If none of the above measures work, you may be a candidate for a surgery on the soft palate. Excess redundant soft tissue in the back of the throat can cause mild to severe snoring and sometimes certain degrees of sleep apnoea. This surgery is indicated when a sleep study shows snoring alone with very little or no sleep apnoea. However, this surgery does not always work, may be painful for nearly two weeks after surgery and it involves some inherent complications such as transient nasal regurgitation of food and drink and if you put on additional weight after surgery, the snoring problems returns.

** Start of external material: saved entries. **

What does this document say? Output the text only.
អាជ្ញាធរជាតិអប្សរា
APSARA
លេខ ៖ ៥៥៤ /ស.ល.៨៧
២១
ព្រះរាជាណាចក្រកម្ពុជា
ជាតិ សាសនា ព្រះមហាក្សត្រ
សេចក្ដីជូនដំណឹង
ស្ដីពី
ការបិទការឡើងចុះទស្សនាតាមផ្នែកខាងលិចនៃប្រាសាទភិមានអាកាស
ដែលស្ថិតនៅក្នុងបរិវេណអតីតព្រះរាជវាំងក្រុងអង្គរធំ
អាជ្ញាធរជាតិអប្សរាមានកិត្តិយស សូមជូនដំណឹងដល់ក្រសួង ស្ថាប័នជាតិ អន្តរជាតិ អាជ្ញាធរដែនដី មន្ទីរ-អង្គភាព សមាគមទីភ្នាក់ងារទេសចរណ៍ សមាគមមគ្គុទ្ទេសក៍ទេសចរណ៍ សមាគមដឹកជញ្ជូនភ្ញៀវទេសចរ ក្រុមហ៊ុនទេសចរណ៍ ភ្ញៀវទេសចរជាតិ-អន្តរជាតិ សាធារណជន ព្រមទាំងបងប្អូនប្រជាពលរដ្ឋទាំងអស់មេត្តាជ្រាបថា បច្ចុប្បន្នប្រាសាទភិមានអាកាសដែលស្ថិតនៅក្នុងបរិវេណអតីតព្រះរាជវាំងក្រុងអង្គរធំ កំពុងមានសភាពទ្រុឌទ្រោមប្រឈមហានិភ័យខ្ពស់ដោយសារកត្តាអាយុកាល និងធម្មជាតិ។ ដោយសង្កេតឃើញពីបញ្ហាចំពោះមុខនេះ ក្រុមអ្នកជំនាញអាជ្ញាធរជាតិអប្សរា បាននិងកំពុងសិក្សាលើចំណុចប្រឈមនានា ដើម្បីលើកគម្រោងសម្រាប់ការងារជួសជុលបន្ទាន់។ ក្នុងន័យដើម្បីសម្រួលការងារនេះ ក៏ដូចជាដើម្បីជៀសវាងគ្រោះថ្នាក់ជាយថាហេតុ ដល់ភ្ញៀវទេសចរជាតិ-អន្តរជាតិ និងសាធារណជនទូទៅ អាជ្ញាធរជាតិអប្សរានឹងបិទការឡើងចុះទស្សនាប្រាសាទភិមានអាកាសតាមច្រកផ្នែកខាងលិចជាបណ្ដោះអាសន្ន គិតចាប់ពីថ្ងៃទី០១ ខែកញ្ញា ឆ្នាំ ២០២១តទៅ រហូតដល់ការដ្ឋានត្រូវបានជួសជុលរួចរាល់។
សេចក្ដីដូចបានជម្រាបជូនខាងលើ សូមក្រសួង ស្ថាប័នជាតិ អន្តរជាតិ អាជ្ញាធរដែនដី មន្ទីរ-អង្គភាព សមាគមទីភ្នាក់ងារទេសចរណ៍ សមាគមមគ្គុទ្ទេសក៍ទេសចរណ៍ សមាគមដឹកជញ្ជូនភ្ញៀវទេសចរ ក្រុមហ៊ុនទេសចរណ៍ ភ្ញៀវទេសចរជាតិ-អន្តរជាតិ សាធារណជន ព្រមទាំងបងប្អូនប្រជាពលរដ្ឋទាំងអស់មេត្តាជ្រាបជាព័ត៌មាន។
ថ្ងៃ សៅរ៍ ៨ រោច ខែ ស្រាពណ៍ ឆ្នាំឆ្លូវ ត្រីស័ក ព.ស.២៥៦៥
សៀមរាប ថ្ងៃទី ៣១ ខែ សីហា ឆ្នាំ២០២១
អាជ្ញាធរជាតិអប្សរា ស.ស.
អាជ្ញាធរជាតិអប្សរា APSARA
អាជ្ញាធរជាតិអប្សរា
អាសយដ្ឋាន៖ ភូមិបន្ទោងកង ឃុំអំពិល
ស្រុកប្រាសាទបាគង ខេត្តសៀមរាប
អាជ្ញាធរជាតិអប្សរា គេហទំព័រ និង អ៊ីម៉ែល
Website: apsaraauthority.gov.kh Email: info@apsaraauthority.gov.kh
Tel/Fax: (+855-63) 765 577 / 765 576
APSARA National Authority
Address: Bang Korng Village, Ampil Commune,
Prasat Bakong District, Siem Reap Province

If your problem is one of sleep apnoea and not just snoring, you may require other treatment modalities. Your condition may be improved by going to sleep every night with a nasal mask that delivers air pressure into the throat through an apparatus called continuous positive airway pressure or CPAP. This keeps the pressure in the throat higher than the atmospheric pressure so that the throat is not pressed closed. This works so well at preventing breathing pauses and snoring that they are no longer sleepy during the day, explains Dr.Dutt. However, CPAP therapy does not actually cure the problem and the patient should still make an effort to lose weight.
How safe is surgery for the problem? Dr.Dutt reveals, “It depends on the type of surgery that we are talking about. Nasal surgery for obstructions such as polyp removal and septoplasty for deviated nasal septum are fairly safe procedures. The surgery for the soft palate, Uvulopalatopharyngoplasty (UPPP) or laser assisted uvulopalatoplasty (LAUP), is quite safe as well but the long term results are not very satisfactory in terms of snoring alleviation. There are other heroic surgeries available for the jaws and tongue; in my personal opinion, these are perhaps unsatisfactory procedures both in terms of results and safety.”